Tom Paine and Today

Tom Paine is still invoked today from Obama to some in the Occupy Movement.

In his inauguration speech in 2009, President Obama quoted from Paine’s patriotic rallying call The  Crisis, and during his election campaign he quoted from Paine’s Common Sense which advocated American independence. In 2012, Obama presented Bob Dylan with the Presidential Medal of Freedom. In 1963 Dylan received the Tom Paine Award for his work in the Civil Rights movement. Later, Dylan wrote As I Went Out One Morning referencing Paine. Paine proposed the abolition of slavery in his African Slavery in America, authored the proposal’s preamble for the Pennsylvania Assembly which abolished slavery in 1780 and later supported the Haitian Black Jacobins.
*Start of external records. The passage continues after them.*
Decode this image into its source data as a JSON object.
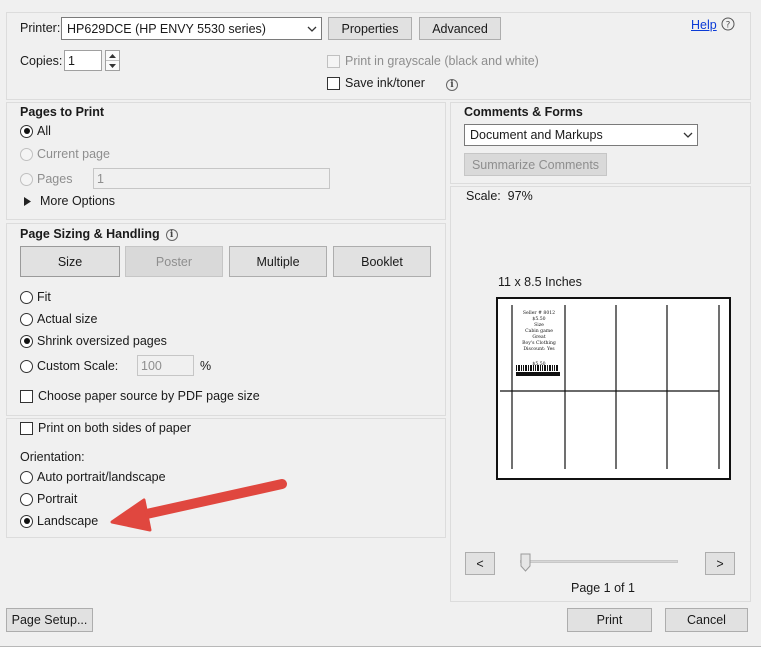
{
  "printer": {
    "label": "Printer:",
    "selected": "HP629DCE (HP ENVY 5530 series)",
    "properties_label": "Properties",
    "advanced_label": "Advanced",
    "help_label": "Help"
  },
  "copies": {
    "label": "Copies:",
    "value": "1"
  },
  "print_options": {
    "grayscale_label": "Print in grayscale (black and white)",
    "save_ink_label": "Save ink/toner"
  },
  "pages_to_print": {
    "title": "Pages to Print",
    "all_label": "All",
    "current_page_label": "Current page",
    "pages_label": "Pages",
    "pages_value": "1",
    "more_options_label": "More Options"
  },
  "page_sizing": {
    "title": "Page Sizing & Handling",
    "tabs": [
      "Size",
      "Poster",
      "Multiple",
      "Booklet"
    ],
    "fit_label": "Fit",
    "actual_size_label": "Actual size",
    "shrink_label": "Shrink oversized pages",
    "custom_scale_label": "Custom Scale:",
    "custom_scale_value": "100",
    "percent_label": "%",
    "paper_source_label": "Choose paper source by PDF page size"
  },
  "duplex": {
    "both_sides_label": "Print on both sides of paper"
  },
  "orientation": {
    "title": "Orientation:",
    "auto_label": "Auto portrait/landscape",
    "portrait_label": "Portrait",
    "landscape_label": "Landscape"
  },
  "comments_forms": {
    "title": "Comments & Forms",
    "selected": "Document and Markups",
    "summarize_label": "Summarize Comments"
  },
  "preview": {
    "scale_text": "Scale:  97%",
    "paper_size": "11 x 8.5 Inches",
    "page_info": "Page 1 of 1",
    "prev_label": "<",
    "next_label": ">",
    "label_content": {
      "line1": "Seller # 8012",
      "line2": "$5.50",
      "line3": "Size",
      "line4": "Cabin game",
      "line5": "Great",
      "line6": "Boy's Clothing",
      "line7": "Discount: Yes",
      "line8": "$5.50"
    }
  },
  "footer": {
    "page_setup_label": "Page Setup...",
    "print_label": "Print",
    "cancel_label": "Cancel"
  },
  "colors": {
    "dialog_bg": "#f0f0f0",
    "arrow": "#e0473f",
    "link": "#0b3bd6"
  }
}
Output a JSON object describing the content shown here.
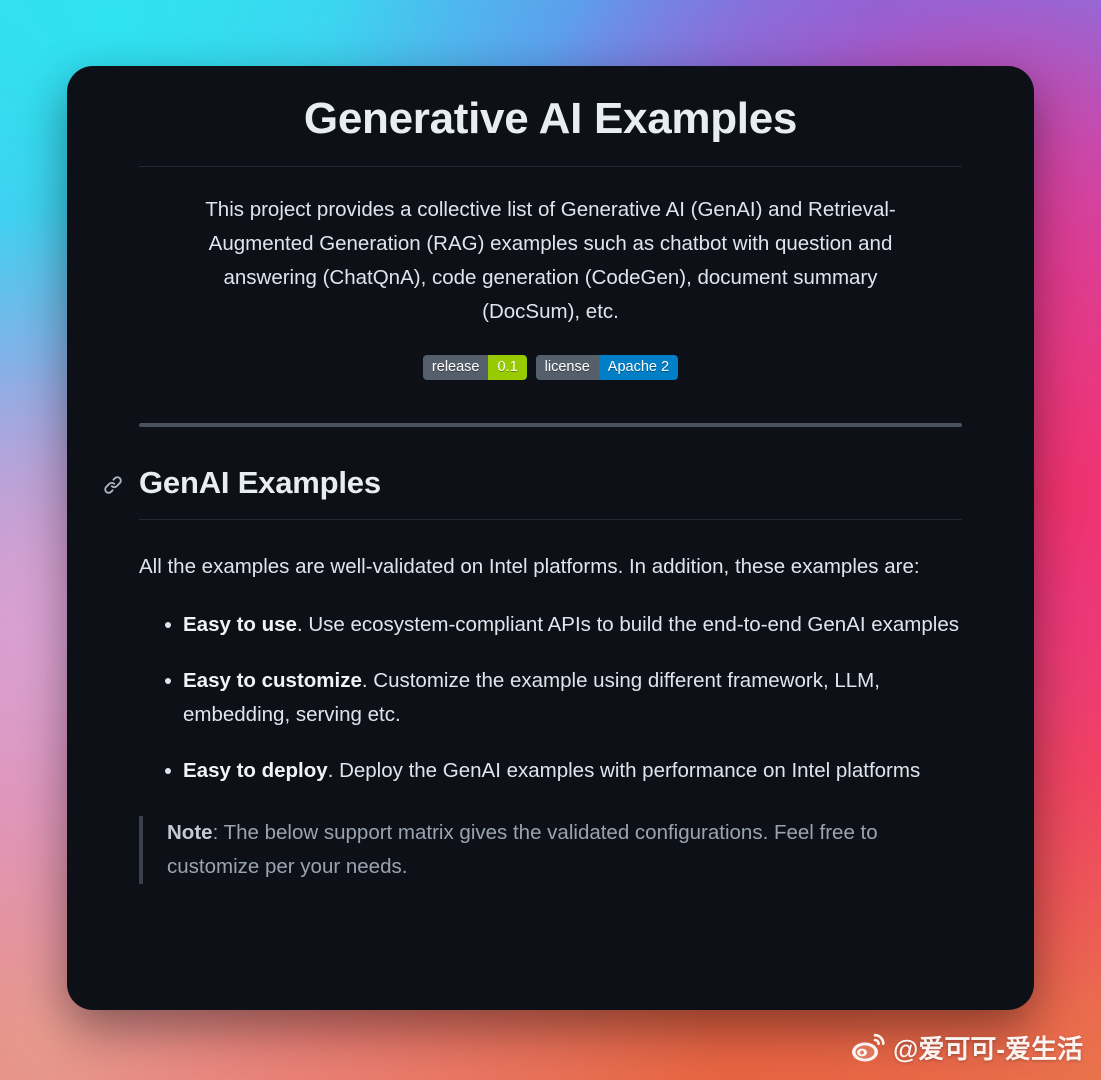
{
  "card": {
    "title": "Generative AI Examples",
    "intro": "This project provides a collective list of Generative AI (GenAI) and Retrieval-Augmented Generation (RAG) examples such as chatbot with question and answering (ChatQnA), code generation (CodeGen), document summary (DocSum), etc.",
    "badges": [
      {
        "label": "release",
        "value": "0.1",
        "value_color": "#97ca00",
        "label_color": "#555f6b"
      },
      {
        "label": "license",
        "value": "Apache 2",
        "value_color": "#007ec6",
        "label_color": "#555f6b"
      }
    ],
    "section": {
      "anchor_icon": "link-icon",
      "heading": "GenAI Examples",
      "lead": "All the examples are well-validated on Intel platforms. In addition, these examples are:",
      "features": [
        {
          "term": "Easy to use",
          "description": ". Use ecosystem-compliant APIs to build the end-to-end GenAI examples"
        },
        {
          "term": "Easy to customize",
          "description": ". Customize the example using different framework, LLM, embedding, serving etc."
        },
        {
          "term": "Easy to deploy",
          "description": ". Deploy the GenAI examples with performance on Intel platforms"
        }
      ],
      "note": {
        "label": "Note",
        "text": ": The below support matrix gives the validated configurations. Feel free to customize per your needs."
      }
    }
  },
  "watermark": {
    "icon": "weibo-logo-icon",
    "handle": "@爱可可-爱生活"
  }
}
Paine’s book Rights of Man laid the foundations for bourgeois liberalism: freedom of property, commercial enterprise (a kindred spirit was Adam Smith), limited government, reduced taxation, advancement based on merit, productivity and industriousness. The bourgeoisie were a revolutionary class; the severed heads of Charles I and Louis XVI are testament.  Paine attacked the “chivalric nonsense” of monarchy and aristocracy for: its privilege and hierarchy, based on heredity; its corrupt government; taxation; wars; and its stifling of economic innovation.

EP Thompson called Rights of Man “the foundation text of the English Working Class movement” although it was in Agrarian Justice that Paine pushed bourgeois radicalism to its limits. He believed that poverty was caused by ‘bad’ government, and proposed welfare provision to be paid for by progressive taxation on landed property.  He also believed that the dismantling of the war machine would bring savings which could go to the “hordes of miserable poor” and thereby reduce taxation on the bourgeois class. Paine did see that the accumulation of property in the hands of a few would cause poverty, but he was a bourgeois liberal and believed: “That property will ever be unequal is certain”.

Marx saw the “rights of men to property” espoused by Paine and adopted in the USA as “not based on the union of man with man but on the separation of man from man”, and that the Rights of Man did not go beyond egoistic man: “it is not man who appears as a species-being; on the contrary, species-life, society, appears as a framework extraneous to the individual”.

Today, Paine’s bourgeois liberalism would be offended by the existence of monarchy, and the aristocracy still in government. The Prime Minister is related to the Queen and is a descendent of William IV, and the Chancellor of the Exchequer is an ‘Anglo-Irish Ascendancy’ aristocrat.